Unfortunately they use the conviction as a foil to revisit one of their favorite issues--how Sarbanes-Oxley is overly burdensome and destroying American competitiveness. So they posit that the conviction of Skilling and Lay "will do more to deter future corporate crime than anything in Sarbanes-Oxley."
Maybe. But Sarbanes-Oxley is demonstrably working now, unless you believe the usually reliable Gretchen Morgenson of the New York Times. I think she was either betrayed by her editors and headline writers, or by her own rhetorical oracle. In a May 28 commentary called "Are Enron's Bustin' Out All Over," Ms. Morgenson states:
"Sorry, pals. Other news from last week showed that the Enron verdicts were, at best, the end of the beginning of this dispiriting corporate crime wave. They were certainly not the beginning of its end."
The "other news" was a recap of the Fannie Mae scandal, courtesy of a 350 page report issued by the Office of Federal Housing Enterprise Oversight. The report is damning. It outlines bad accounting and financial practices, poor controls, a broken culture and a failure of oversight. It contains excellent lessons for all ethics officers. (See Chapter 4, "Corporate Culture and Tone at the Top.") But the report focuses on issues from 1998 to 2003 and into 2004--before Sarbanes-Oxley was fully implemented!
Like most ethics officers, I don't believe Sarbanes-Oxley got everything right. For example, many of the applications of Section 404 have seemed overzealous, and need to be re-calibrated, especially for smaller firms. But contrary to what the Wall Street Journal editors and Ms. Morgenson believe, the combined effect of the corporate governance reform efforts of the past few years is making a difference in corporate practice.

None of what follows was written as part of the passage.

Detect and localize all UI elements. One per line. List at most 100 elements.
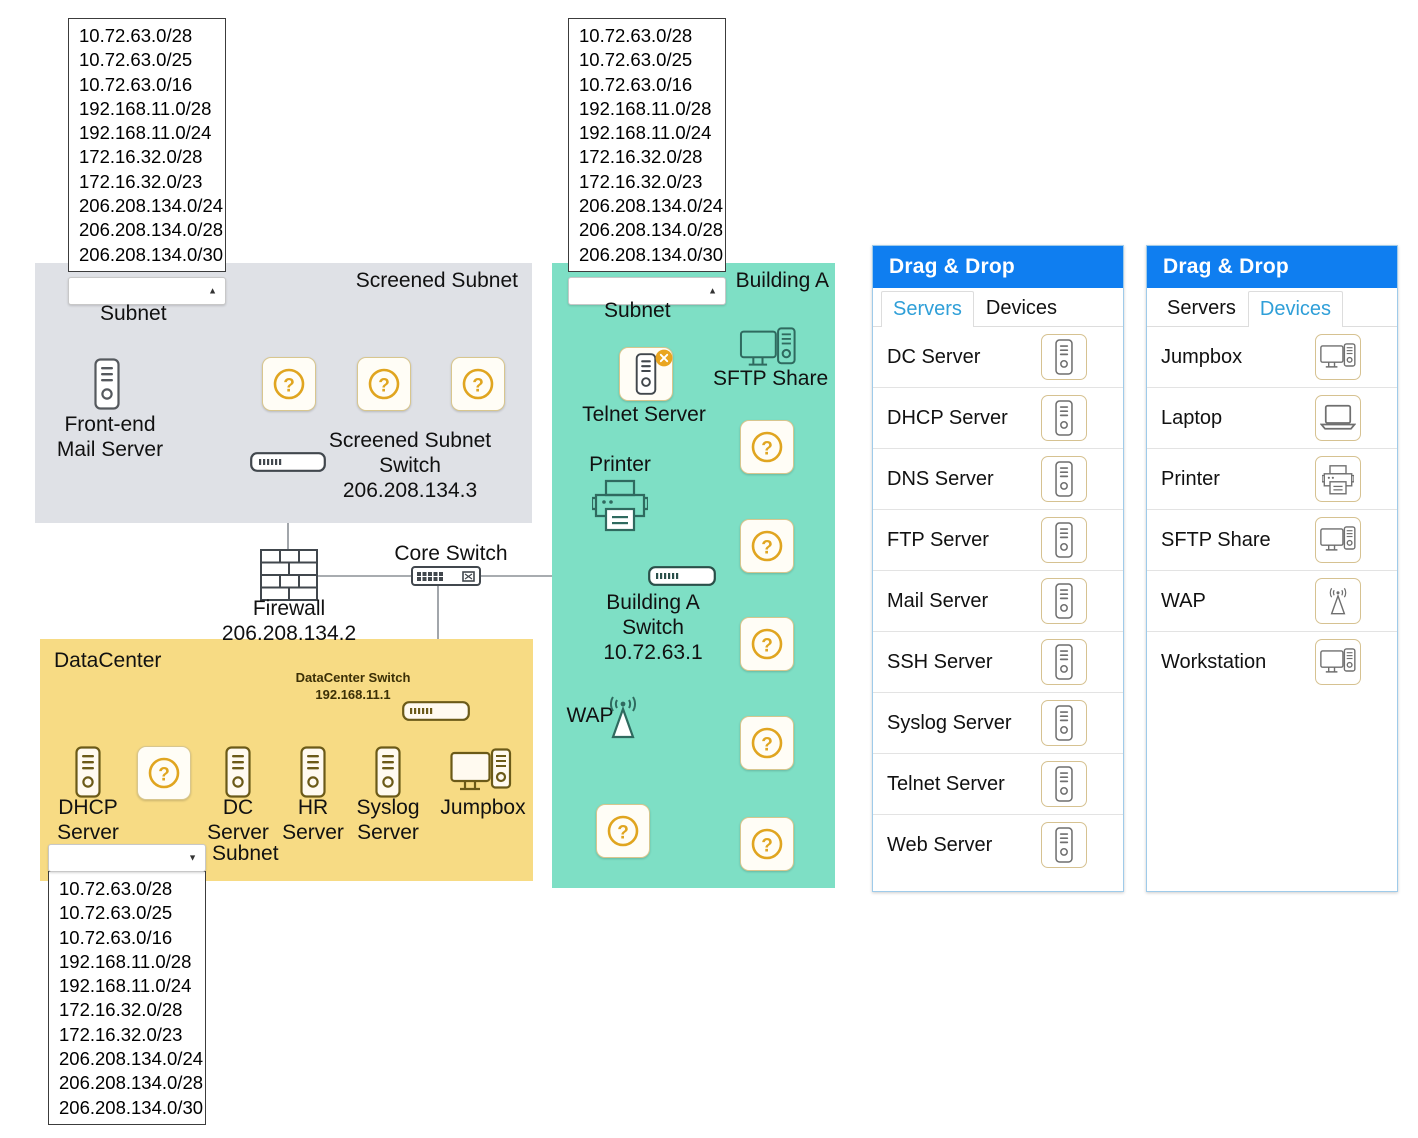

Ms. Morgenson believes that "Unfortunately, questionable corporate practices continue apace." No, at least not apace. Certainly questionable practices continue. But large companies are successfully implementing changes based on Sarbanes-Oxley, the U.S. Sentencing Guidelines, and the NYSE and NASDAQ listing requirements. Controls are more rigorous, auditors are more emboldened, board members more assertive, and ethics programs more robust. These changes are making a difference.
We'll still see scandals. Most involving large companies will be flushing out the last contaminants from the pre-Enron era. Until we forget these lessons, and a new Boesky/Milken/Enron emerges . . . .




Comments
I personally agree with your latest blog entry, and so does the best empirical research that has been done on the subject.
Consider the results from Ashbaugh, Collins and LaFond’s December 2004 article titled “Corporate Governance and the Cost of Equity Capital”. This article found that firms reporting larger abnormal accruals and less transparent earnings have a higher cost of equity, whereas firms with more independent audit committees have a lower cost of equity. In total, these “integrity savings” result in about 14 percent lower equity costs.
Or consider the now famous Gompers, Ishii and Metrick article “Corporate Governance and Equity Prices”. They rated the governance performance of 1500 companies, and created two indices – a “Democracy Index” of the top decile of companies based on strong shareholder rights, and a “Dictatorship Index” of the bottom decile of companies based on weak shareholder rights. They tracked the results from 1990 to 1999 and found that the Democracy Index substantially outperformed the Dictatorship Index.
Even more telling, the advantage of good governance is larger in developing countries, which often lack the kind of regulatory oversight we enjoy in the US. A McKinsey Quarterly study in developing country exchanges found that governance performance alone was responsible for 10 to 12 percent of a firms’ market value.